Photography is now being redefined by digital imaging, digital video and the internet. Images that were made by service people of war get out and show prisoner conditions or an unexpected video tape shows up at the television station or a clip is posted on Youtube.com. We are being bombarded by images, everywhere we look, images are now cheap. Anyone can buy a technically excellent image on the internet for $1 in thousands of categories.
With so many thousand of images that we see each month, what is now a good, or even a real, photograph? How does a person know? I don’t think that it’s possible for anyone to really know.
I asked a commercial photographer how he defined a good photograph. He smiled and said, “it’s one the client will pay for.”
“It doesn’t matter if you like it?” I asked. “Or what it looks like?”
“Not really. I don’t like much of what I do because of short production times or small budgets. But I have to deliver something. A week after the photography session, I’m rarely satisfied with the results.”

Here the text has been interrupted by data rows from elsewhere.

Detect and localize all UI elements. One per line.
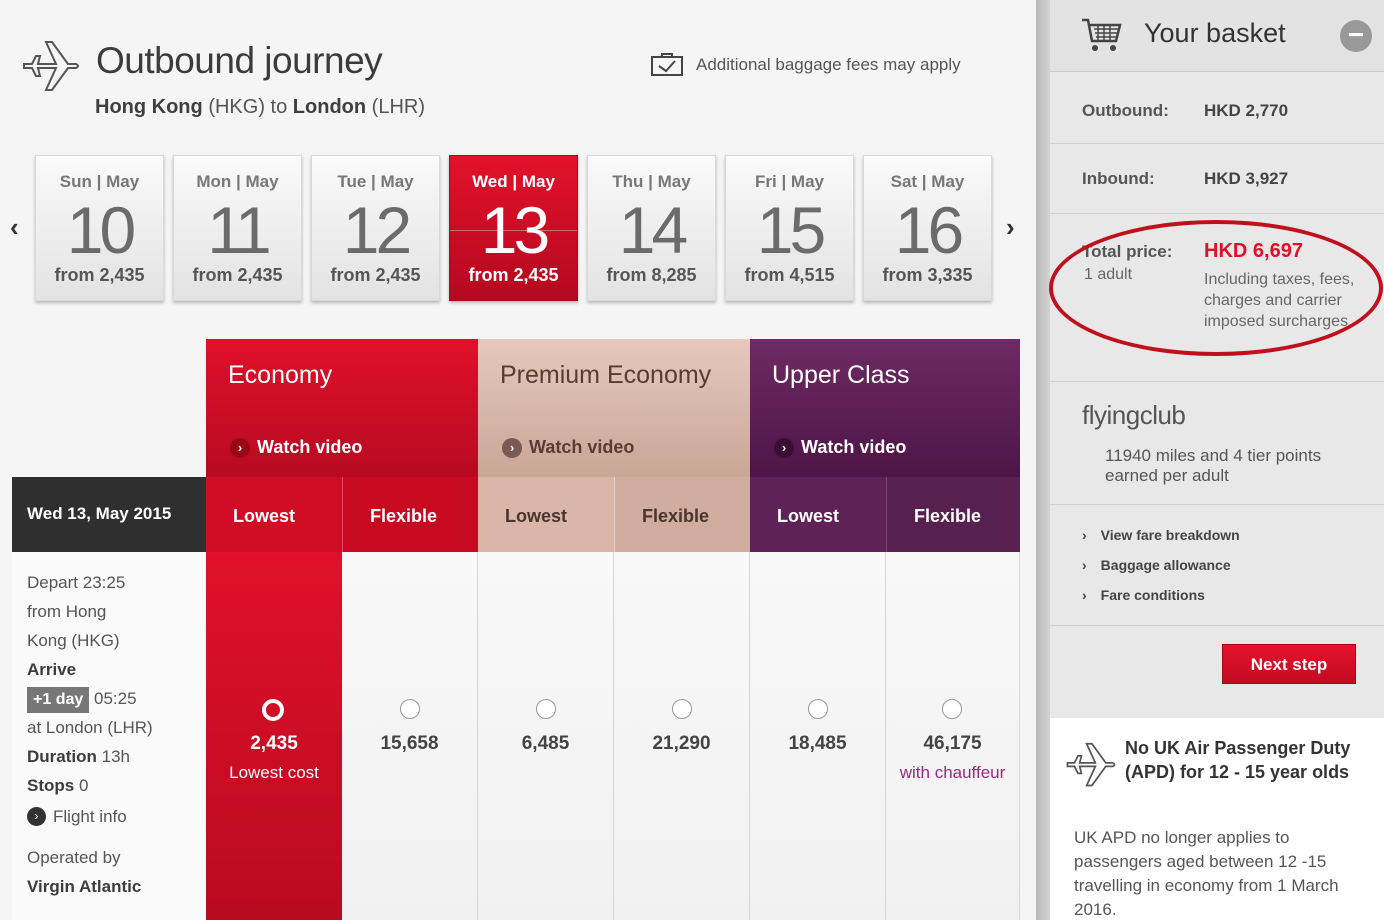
fare-option-upper-lowest[interactable]: 18,485 — [750, 552, 886, 920]
basket-links: › View fare breakdown › Baggage allowance … — [1082, 520, 1254, 610]
view-fare-breakdown-link[interactable]: › View fare breakdown — [1082, 527, 1240, 543]
highlight-ring — [1049, 220, 1383, 356]
apd-promo: No UK Air Passenger Duty (APD) for 12 - … — [1050, 718, 1384, 920]
cabin-economy: Economy › Watch video — [206, 339, 478, 477]
flight-details: Depart 23:25 from Hong Kong (HKG) Arrive… — [12, 552, 206, 920]
cabin-upper-class: Upper Class › Watch video — [750, 339, 1020, 477]
chevron-right-icon: › — [1082, 527, 1087, 543]
date-tab[interactable]: Mon | May 11 from 2,435 — [173, 155, 302, 301]
flight-info-link[interactable]: › Flight info — [27, 802, 206, 831]
date-selector: Sun | May 10 from 2,435 Mon | May 11 from 2,… — [35, 155, 992, 301]
date-tab[interactable]: Thu | May 14 from 8,285 — [587, 155, 716, 301]
flyingclub-section: flyingclub 11940 miles and 4 tier points… — [1050, 383, 1384, 505]
basket-outbound-row: Outbound: HKD 2,770 — [1050, 72, 1384, 144]
date-tab[interactable]: Sun | May 10 from 2,435 — [35, 155, 164, 301]
promo-body: UK APD no longer applies to passengers a… — [1074, 828, 1339, 919]
chevron-right-icon: › — [1082, 557, 1087, 573]
date-tab[interactable]: Tue | May 12 from 2,435 — [311, 155, 440, 301]
basket-header: Your basket − — [1050, 0, 1384, 72]
date-tab-selected[interactable]: Wed | May 13 from 2,435 — [449, 155, 578, 301]
fare-radio[interactable] — [942, 699, 962, 719]
plus-day-badge: +1 day — [27, 687, 90, 713]
date-tab[interactable]: Sat | May 16 from 3,335 — [863, 155, 992, 301]
play-icon: › — [230, 437, 250, 458]
fare-type-header: Lowest — [478, 477, 614, 552]
page-title: Outbound journey — [96, 40, 383, 81]
fare-radio[interactable] — [400, 699, 420, 719]
play-icon: › — [502, 437, 522, 458]
fare-type-header: Flexible — [886, 477, 1020, 552]
chevron-right-icon: › — [1082, 587, 1087, 603]
next-step-button[interactable]: Next step — [1222, 644, 1356, 684]
plane-icon — [1066, 742, 1116, 787]
panel-divider — [1036, 0, 1050, 920]
fare-conditions-link[interactable]: › Fare conditions — [1082, 587, 1205, 603]
baggage-note: Additional baggage fees may apply — [650, 52, 961, 78]
chevron-right-icon: › — [27, 807, 46, 826]
fare-radio[interactable] — [672, 699, 692, 719]
plane-icon — [23, 41, 79, 91]
collapse-basket-button[interactable]: − — [1340, 20, 1372, 52]
fare-option-premium-flexible[interactable]: 21,290 — [614, 552, 750, 920]
fare-type-header: Lowest — [750, 477, 886, 552]
baggage-icon — [651, 53, 683, 76]
date-tab[interactable]: Fri | May 15 from 4,515 — [725, 155, 854, 301]
fare-option-upper-flexible[interactable]: 46,175 with chauffeur — [886, 552, 1020, 920]
fare-radio[interactable] — [262, 699, 284, 721]
next-dates-arrow[interactable]: › — [1006, 212, 1015, 242]
fare-type-header: Flexible — [342, 477, 478, 552]
fare-option-economy-lowest[interactable]: 2,435 Lowest cost — [206, 552, 342, 920]
watch-video-link[interactable]: › Watch video — [230, 437, 362, 458]
cart-icon — [1082, 18, 1122, 51]
journey-panel: Outbound journey Hong Kong (HKG) to Lond… — [10, 40, 1020, 920]
fare-option-premium-lowest[interactable]: 6,485 — [478, 552, 614, 920]
prev-dates-arrow[interactable]: ‹ — [10, 212, 19, 242]
flyingclub-logo: flyingclub — [1082, 400, 1186, 430]
basket-panel: Your basket − Outbound: HKD 2,770 Inbound… — [1050, 0, 1384, 920]
fare-option-economy-flexible[interactable]: 15,658 — [342, 552, 478, 920]
fare-radio[interactable] — [808, 699, 828, 719]
fare-radio[interactable] — [536, 699, 556, 719]
baggage-allowance-link[interactable]: › Baggage allowance — [1082, 557, 1231, 573]
flight-date: Wed 13, May 2015 — [12, 477, 206, 552]
watch-video-link[interactable]: › Watch video — [774, 437, 906, 458]
cabin-premium-economy: Premium Economy › Watch video — [478, 339, 750, 477]
basket-title: Your basket — [1144, 18, 1286, 48]
next-step-area: Next step — [1050, 625, 1384, 717]
basket-inbound-row: Inbound: HKD 3,927 — [1050, 144, 1384, 214]
play-icon: › — [774, 437, 794, 458]
route-summary: Hong Kong (HKG) to London (LHR) — [95, 96, 426, 118]
watch-video-link[interactable]: › Watch video — [502, 437, 634, 458]
fare-type-header: Flexible — [614, 477, 750, 552]
promo-heading: No UK Air Passenger Duty (APD) for 12 - … — [1125, 738, 1351, 782]
fare-type-header: Lowest — [206, 477, 342, 552]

His portfolio consisted of 24 hand tinted monochrome transparencies of people showing different emotions. When I asked him about the photographs, he told me a long story about the people and their relationship to each other and his relationship to them. Was I able to connect with the images any better after hearing the stories? Did he bring them to life? If so, is a successful photograph one that comes with a story? To me the successful photograph tells a story, even if it’s a “hard sell” commercial image. When does good photography become more than a question of what happens in front the camera, but a question of what happens behind it. Is it possible that what happens after the photograph has been made defines that as a good photograph. Like a marketing or public relations campaign.
Can someone look at the photograph and connect with it?
If an advertisement works and it increases sales and it includes a prominent photograph, is that a good
photograph? Or just one that works in a particular context? Does commercial success define good photography, or does commercial success have more to do with defining balance sheets? It’s sort of asking if the public defines good photography by their reaction to the photographs, by how well it sells them, or if it reaches them emotionally. Is good photography the will of the people, art directors and buyers, or photographers?
Who are the “great” photographers today? Are they the most financially successful? The most popular with the media outlets? Are they hunched down behind the camera, smiling at what is being recorded on film, still unknown to the public? Are they on the internet? Are they spending 10 hours a day in PhotoShop or writing HTML.
I still don’t know what good photography is but now I have new ways of looking at the image. To understand the image. I now ask: Who benefits from this image, and how do they benefit? Does the image promote and continue some kind of sales myth, or can anyone connect with the image? Is it immediately understandable what the photographer was trying to say? Or was the photograph for the subject’s own use where the question of if was good becomes irrelevant?
I think back to the university professor and the photographs of abstract glass pieces. The glass was about possibilities and discovery, about seeing through something that was transparent and puzzling and finding unexpected beauty and order. The photographs could have been about his life at the university, seeing students arrive on that first day of class, as chunks of colored glass.